NEWLY released documents shed more light on the events which led to a school's entire governing body being sacked.
Governors at Laisterdyke Business and Enterprise College (LBEC) were controversially removed by Bradford Council last year, over concerns at the way the school was being run.
But the move prompted more than 1,600 people to sign a petition objecting to the way the issue was handled.
Now a Council scrutiny committee is looking into these concerns and has asked for more evidence to be released about how the situation unfolded.
This correspondence reveals that the local authority was growing increasingly concerned that relationships between governors and staff were breaking down.
In a letter to the Department for Education requesting permission to sack the governors, the Council's strategic director of Children's services, Michael Jameson, said this deterioration was "prejudicing the standards of performance at the school".
It says in March last year, two governors had tried to get a cheque signed to pay for an educational consultancy commissioned to advise the governing body.
Two unnamed staff members refused to authorise the payment, considering correct financial procedures had not been followed.
Both staff members were then suspended and removed from the premises by the governing body, Mr Jameson's letter says. They were later reinstated by the school principal.
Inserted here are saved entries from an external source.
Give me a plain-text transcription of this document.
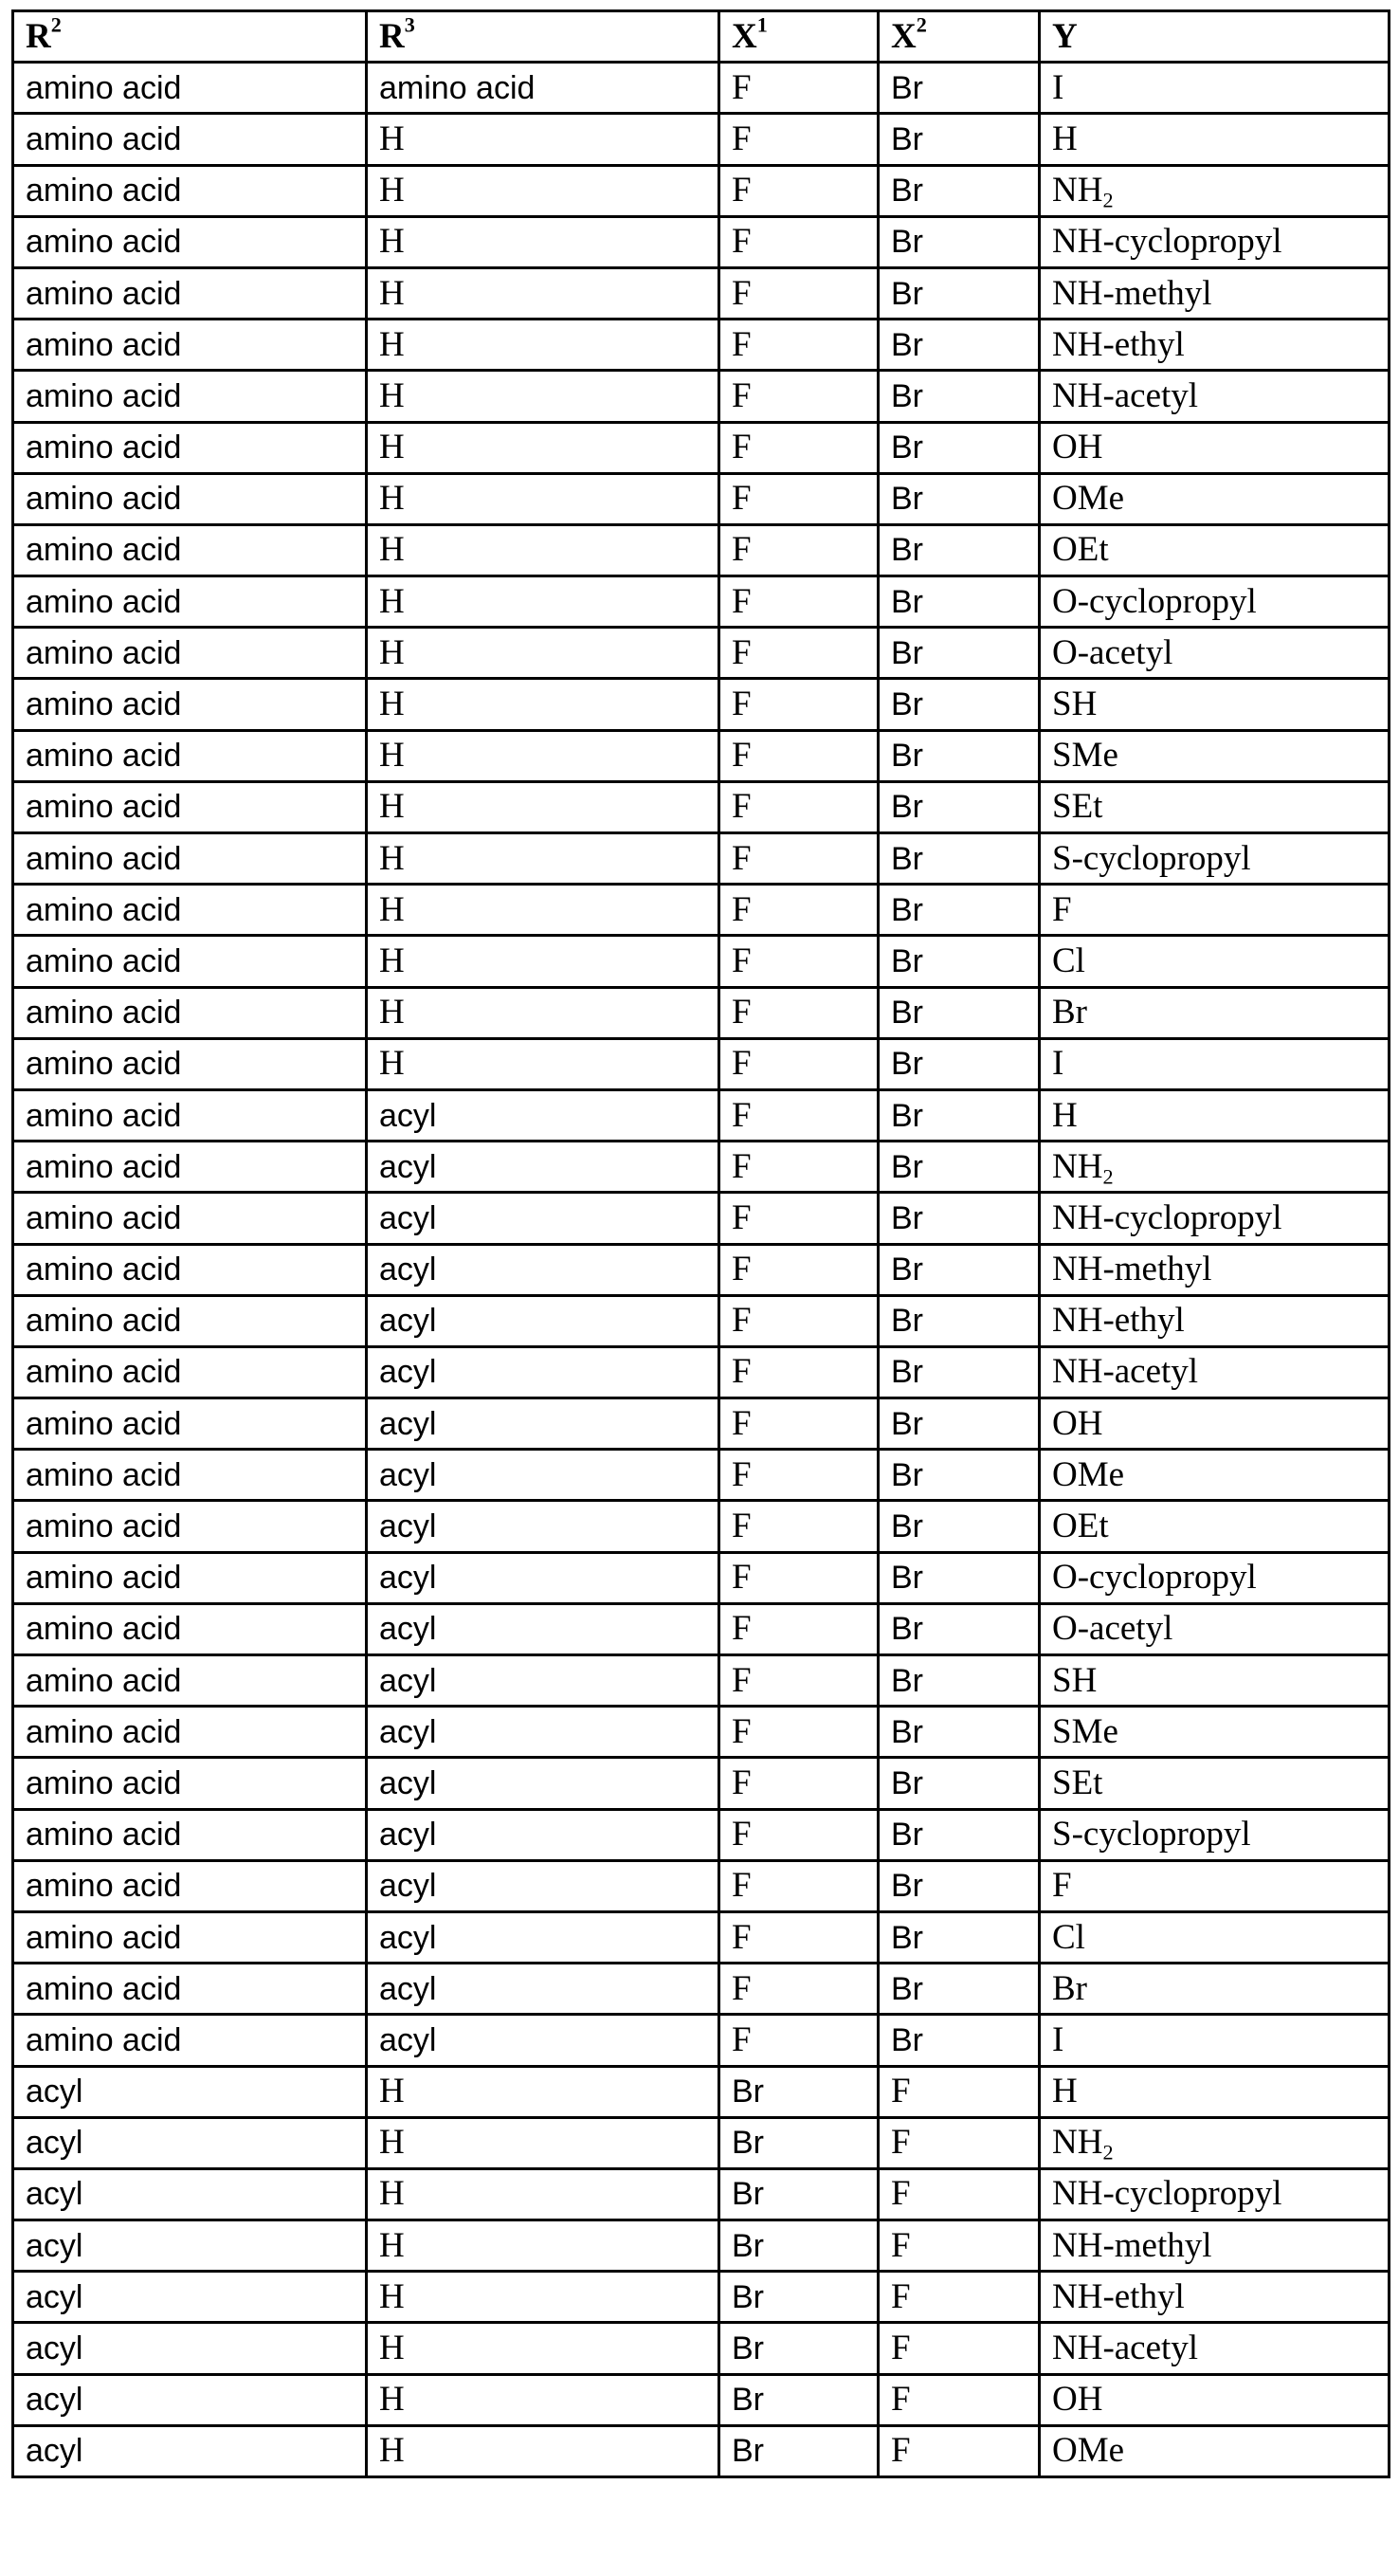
$R^2$	$R^3$	$X^1$	$X^2$	Y
amino acid	amino acid	F	Br	I
amino acid	H	F	Br	H
amino acid	H	F	Br	$NH_2$
amino acid	H	F	Br	NH-cyclopropyl
amino acid	H	F	Br	NH-methyl
amino acid	H	F	Br	NH-ethyl
amino acid	H	F	Br	NH-acetyl
amino acid	H	F	Br	OH
amino acid	H	F	Br	OMe
amino acid	H	F	Br	OEt
amino acid	H	F	Br	O-cyclopropyl
amino acid	H	F	Br	O-acetyl
amino acid	H	F	Br	SH
amino acid	H	F	Br	SMe
amino acid	H	F	Br	SEt
amino acid	H	F	Br	S-cyclopropyl
amino acid	H	F	Br	F
amino acid	H	F	Br	Cl
amino acid	H	F	Br	Br
amino acid	H	F	Br	I
amino acid	acyl	F	Br	H
amino acid	acyl	F	Br	$NH_2$
amino acid	acyl	F	Br	NH-cyclopropyl
amino acid	acyl	F	Br	NH-methyl
amino acid	acyl	F	Br	NH-ethyl
amino acid	acyl	F	Br	NH-acetyl
amino acid	acyl	F	Br	OH
amino acid	acyl	F	Br	OMe
amino acid	acyl	F	Br	OEt
amino acid	acyl	F	Br	O-cyclopropyl
amino acid	acyl	F	Br	O-acetyl
amino acid	acyl	F	Br	SH
amino acid	acyl	F	Br	SMe
amino acid	acyl	F	Br	SEt
amino acid	acyl	F	Br	S-cyclopropyl
amino acid	acyl	F	Br	F
amino acid	acyl	F	Br	Cl
amino acid	acyl	F	Br	Br
amino acid	acyl	F	Br	I
acyl	H	Br	F	H
acyl	H	Br	F	$NH_2$
acyl	H	Br	F	NH-cyclopropyl
acyl	H	Br	F	NH-methyl
acyl	H	Br	F	NH-ethyl
acyl	H	Br	F	NH-acetyl
acyl	H	Br	F	OH
acyl	H	Br	F	OMe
The letter says: "Although it is reassuring that the two senior managers are back in post, the degree of upheaval and conflict which clearly exists is of major concern."
But a response to this letter from the governing body rejected any notion that it was hindering the pace of improvement at the school.
It says: "On the contrary, the governing body wants to undertake its duty to challenge and hold the senior leadership team to account but believes it is being hampered in doing so by the failure of the senior leadership team to provide the necessary information to the governing body to enable it to do so."
The response also says that the governors had "no choice" but to suspend the two staff members, as the refusal to grant payment was threatening to "starve LBEC of the chance of obtaining proper professional advice".
It pointed out that Bradford Council's Head of Audit had since given the payment the all-clear.
The new evidence will be discussed at a meeting of the Council's children's services overview and scrutiny committee on Tuesday.
In May last year, Ofsted published a damning report into the running of Laisterdyke Business and Enterprise College, where the governors were replaced with an Interim Executive Board.
But despite rumours of a link with Birmingham's so-called Trojan Horse plot, it made no criticism related to religion.